The ads are running. The budget is going out. The agency is sending reports full of impressions, reach, and click-through rates. And yet the phone is not ringing any more than it was before.
This is one of the most common situations in growing businesses. It is also one of the most frustrating, because the activity looks real. Money is being spent. Things are happening. But results are not following.
Here is why.
The tracking is broken and nobody told you
The single most common cause of ads that appear to run without producing results is broken conversion tracking. If Google Ads or Meta cannot measure what happens after a click, they cannot optimise for it. They default to optimising for whatever they can measure — usually clicks — which has no relationship to whether anyone actually enquired, called, or purchased.
Check this first. Go to your Google Ads account and look at whether conversions are being recorded. If the conversion column is empty or showing zero, your tracking is broken. Every dollar spent since tracking broke has been optimised for the wrong outcome.
This happens more often than agencies admit, because agencies are often measured on click volume, not lead volume. A broken pixel is invisible in a clicks report.
The campaign is targeting the wrong people
Reach and impressions tell you how many people saw the ad. They do not tell you whether those people were ever going to buy from you.
Broad targeting on Meta in particular will find people who click on things. That is not the same as finding people who need what you sell. If your targeting is based on interests rather than intent signals, you are paying to reach people who are mildly curious at best.
Search campaigns have the opposite problem. If your keyword list is too broad or negative keywords are not managed, you are appearing for searches that have nothing to do with your product. Check the search terms report in Google Ads. Look at what people actually typed before they clicked your ad. The results are often alarming.
The landing page is doing nothing
An ad can be perfectly targeted and still fail if the page it sends people to does not convert.
The most common landing page problems are: sending traffic to a homepage instead of a specific page, having no clear call to action above the fold, loading too slowly on mobile, and failing to match the message in the ad to the message on the page.
If someone clicks an ad for “commercial flooring Melbourne” and lands on a homepage about the company’s history, they will leave. The page needs to answer the question the ad created: can you solve my problem, and how do I take the next step?
The budget is too small to generate signal
There is a minimum viable budget for paid advertising. Below it, campaigns do not have enough data to optimise, results are inconsistent, and the cost per lead is structurally too high.
For Google Search in competitive categories, that threshold is typically $3,000 to $5,000 per month. Below that, you are testing rather than scaling, and testing without a clear methodology produces noise, not insight.
If your budget is below this threshold, paid advertising may not be the right channel yet. The same money invested in SEO, CRM improvement, or referral systems might produce better return.
What to do about it
Start with the data, not the creative. Before changing headlines, images, or audiences, verify that your tracking is working. Confirm that conversions are being recorded accurately and attributed to the right campaigns.

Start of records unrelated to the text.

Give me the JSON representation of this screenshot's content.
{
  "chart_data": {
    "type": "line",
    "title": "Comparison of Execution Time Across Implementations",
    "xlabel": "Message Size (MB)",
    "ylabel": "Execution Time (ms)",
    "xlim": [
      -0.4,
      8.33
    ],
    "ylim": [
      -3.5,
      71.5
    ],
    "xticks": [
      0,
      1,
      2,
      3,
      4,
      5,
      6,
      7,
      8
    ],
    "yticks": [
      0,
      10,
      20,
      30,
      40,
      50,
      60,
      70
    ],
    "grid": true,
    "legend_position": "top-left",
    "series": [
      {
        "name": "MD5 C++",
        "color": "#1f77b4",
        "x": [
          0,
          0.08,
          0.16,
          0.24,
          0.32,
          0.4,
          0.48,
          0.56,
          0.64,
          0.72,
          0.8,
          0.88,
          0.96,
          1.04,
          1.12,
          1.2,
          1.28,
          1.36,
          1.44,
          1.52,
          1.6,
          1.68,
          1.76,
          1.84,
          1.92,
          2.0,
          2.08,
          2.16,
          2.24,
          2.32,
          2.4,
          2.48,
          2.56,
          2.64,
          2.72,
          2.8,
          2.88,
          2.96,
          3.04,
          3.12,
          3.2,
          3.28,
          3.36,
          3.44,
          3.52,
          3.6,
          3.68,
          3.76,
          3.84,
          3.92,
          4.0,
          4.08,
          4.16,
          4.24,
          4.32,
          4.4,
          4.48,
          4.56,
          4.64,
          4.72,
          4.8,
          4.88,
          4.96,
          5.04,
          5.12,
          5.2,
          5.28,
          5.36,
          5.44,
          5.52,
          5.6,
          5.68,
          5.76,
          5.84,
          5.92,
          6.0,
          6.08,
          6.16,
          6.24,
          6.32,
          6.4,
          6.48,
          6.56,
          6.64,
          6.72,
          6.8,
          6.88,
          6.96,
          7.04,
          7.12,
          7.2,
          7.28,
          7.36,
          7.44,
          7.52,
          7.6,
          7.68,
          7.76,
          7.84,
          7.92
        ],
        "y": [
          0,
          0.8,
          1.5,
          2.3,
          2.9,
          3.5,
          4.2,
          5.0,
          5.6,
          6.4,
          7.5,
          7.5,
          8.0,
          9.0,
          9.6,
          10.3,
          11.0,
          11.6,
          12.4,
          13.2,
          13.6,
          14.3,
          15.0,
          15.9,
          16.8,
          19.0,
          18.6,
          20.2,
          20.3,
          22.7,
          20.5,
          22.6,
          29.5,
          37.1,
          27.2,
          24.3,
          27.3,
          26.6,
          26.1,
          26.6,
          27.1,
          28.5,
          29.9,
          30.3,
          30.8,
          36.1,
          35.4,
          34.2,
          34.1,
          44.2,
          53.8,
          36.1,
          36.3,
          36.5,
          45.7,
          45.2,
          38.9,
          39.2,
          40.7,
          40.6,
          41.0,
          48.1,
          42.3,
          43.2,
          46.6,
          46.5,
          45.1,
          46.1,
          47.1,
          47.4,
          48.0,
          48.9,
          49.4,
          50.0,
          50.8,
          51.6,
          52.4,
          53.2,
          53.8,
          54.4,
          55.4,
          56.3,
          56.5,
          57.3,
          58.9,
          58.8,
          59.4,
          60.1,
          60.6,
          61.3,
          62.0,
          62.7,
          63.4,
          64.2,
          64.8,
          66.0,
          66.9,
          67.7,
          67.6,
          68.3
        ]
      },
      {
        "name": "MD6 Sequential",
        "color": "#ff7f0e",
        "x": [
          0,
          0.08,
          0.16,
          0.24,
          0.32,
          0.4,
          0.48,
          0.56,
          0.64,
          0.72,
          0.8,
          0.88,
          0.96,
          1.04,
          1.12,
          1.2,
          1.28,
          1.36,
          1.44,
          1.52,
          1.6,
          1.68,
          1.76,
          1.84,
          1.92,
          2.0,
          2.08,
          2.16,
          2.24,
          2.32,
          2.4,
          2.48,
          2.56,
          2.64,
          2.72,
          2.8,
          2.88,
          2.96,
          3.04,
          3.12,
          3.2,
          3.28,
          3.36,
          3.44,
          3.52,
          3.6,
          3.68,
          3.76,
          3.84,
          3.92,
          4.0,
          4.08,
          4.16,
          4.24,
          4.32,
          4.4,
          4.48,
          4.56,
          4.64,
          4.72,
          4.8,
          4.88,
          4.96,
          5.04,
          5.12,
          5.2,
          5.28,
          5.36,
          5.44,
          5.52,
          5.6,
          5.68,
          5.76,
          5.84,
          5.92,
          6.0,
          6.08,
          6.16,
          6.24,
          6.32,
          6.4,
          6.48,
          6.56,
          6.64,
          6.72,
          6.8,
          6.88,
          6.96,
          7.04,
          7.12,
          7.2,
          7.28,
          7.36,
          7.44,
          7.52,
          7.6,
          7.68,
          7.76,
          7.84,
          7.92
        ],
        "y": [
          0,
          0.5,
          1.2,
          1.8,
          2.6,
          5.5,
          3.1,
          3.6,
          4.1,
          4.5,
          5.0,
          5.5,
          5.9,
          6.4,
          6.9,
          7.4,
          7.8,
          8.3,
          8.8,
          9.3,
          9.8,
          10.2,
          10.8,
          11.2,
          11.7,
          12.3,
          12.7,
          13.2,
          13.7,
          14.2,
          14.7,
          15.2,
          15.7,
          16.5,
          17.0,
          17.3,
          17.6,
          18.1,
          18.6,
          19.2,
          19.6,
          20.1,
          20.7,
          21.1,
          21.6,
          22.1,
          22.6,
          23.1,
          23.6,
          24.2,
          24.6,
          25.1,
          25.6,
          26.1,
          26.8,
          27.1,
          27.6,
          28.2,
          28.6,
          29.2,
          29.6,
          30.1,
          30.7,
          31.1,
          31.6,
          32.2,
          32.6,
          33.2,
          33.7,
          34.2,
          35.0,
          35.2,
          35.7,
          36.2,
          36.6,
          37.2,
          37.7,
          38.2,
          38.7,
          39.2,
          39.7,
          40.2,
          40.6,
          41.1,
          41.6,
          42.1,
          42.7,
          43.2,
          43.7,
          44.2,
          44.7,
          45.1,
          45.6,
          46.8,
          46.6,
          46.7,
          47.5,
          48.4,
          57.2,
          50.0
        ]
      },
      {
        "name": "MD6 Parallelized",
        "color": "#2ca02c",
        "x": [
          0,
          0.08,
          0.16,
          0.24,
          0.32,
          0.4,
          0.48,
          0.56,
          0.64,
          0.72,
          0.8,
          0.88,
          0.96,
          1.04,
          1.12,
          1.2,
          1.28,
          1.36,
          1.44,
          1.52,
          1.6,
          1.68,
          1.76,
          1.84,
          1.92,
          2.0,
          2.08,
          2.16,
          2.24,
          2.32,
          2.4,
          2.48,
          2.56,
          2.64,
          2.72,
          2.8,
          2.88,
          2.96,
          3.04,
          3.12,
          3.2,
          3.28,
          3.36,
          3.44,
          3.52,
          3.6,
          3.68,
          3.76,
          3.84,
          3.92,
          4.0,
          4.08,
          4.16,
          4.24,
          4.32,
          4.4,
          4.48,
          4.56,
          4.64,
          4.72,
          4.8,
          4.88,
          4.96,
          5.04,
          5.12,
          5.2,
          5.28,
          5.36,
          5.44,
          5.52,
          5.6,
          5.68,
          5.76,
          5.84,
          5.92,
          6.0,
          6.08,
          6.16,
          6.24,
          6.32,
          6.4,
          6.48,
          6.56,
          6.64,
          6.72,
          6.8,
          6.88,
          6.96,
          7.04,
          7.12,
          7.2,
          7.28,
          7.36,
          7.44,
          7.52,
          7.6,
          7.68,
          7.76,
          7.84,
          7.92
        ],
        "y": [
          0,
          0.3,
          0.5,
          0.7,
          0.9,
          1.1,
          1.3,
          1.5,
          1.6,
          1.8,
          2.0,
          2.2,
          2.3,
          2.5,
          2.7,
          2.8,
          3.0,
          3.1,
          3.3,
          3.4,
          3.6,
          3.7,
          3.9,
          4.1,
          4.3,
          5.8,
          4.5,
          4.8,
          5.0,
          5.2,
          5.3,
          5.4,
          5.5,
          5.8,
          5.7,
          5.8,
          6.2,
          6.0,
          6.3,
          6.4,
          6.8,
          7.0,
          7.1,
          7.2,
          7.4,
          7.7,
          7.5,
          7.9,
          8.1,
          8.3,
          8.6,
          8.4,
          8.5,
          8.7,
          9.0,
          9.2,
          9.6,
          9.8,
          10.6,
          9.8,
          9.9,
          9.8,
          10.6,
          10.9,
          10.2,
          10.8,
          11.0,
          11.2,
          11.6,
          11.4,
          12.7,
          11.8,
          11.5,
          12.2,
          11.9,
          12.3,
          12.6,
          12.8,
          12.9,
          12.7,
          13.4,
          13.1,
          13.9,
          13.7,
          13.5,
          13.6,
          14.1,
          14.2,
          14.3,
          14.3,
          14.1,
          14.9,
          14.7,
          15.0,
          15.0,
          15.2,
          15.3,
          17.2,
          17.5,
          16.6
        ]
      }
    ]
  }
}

Then look at the search terms and audience data. Are you reaching people with genuine intent? Are they the right people?
Then look at what happens after the click. Does the page earn the trust the ad created? Is the call to action clear?
Most underperforming campaigns have a fixable problem somewhere in this chain. The creative is rarely the issue. The infrastructure usually is.
Fixing it requires someone who knows what to look for, has access to the right accounts, and is willing to give you a straight answer rather than a report that makes the spend look justified.
That is a different kind of conversation than most businesses are having with their agencies.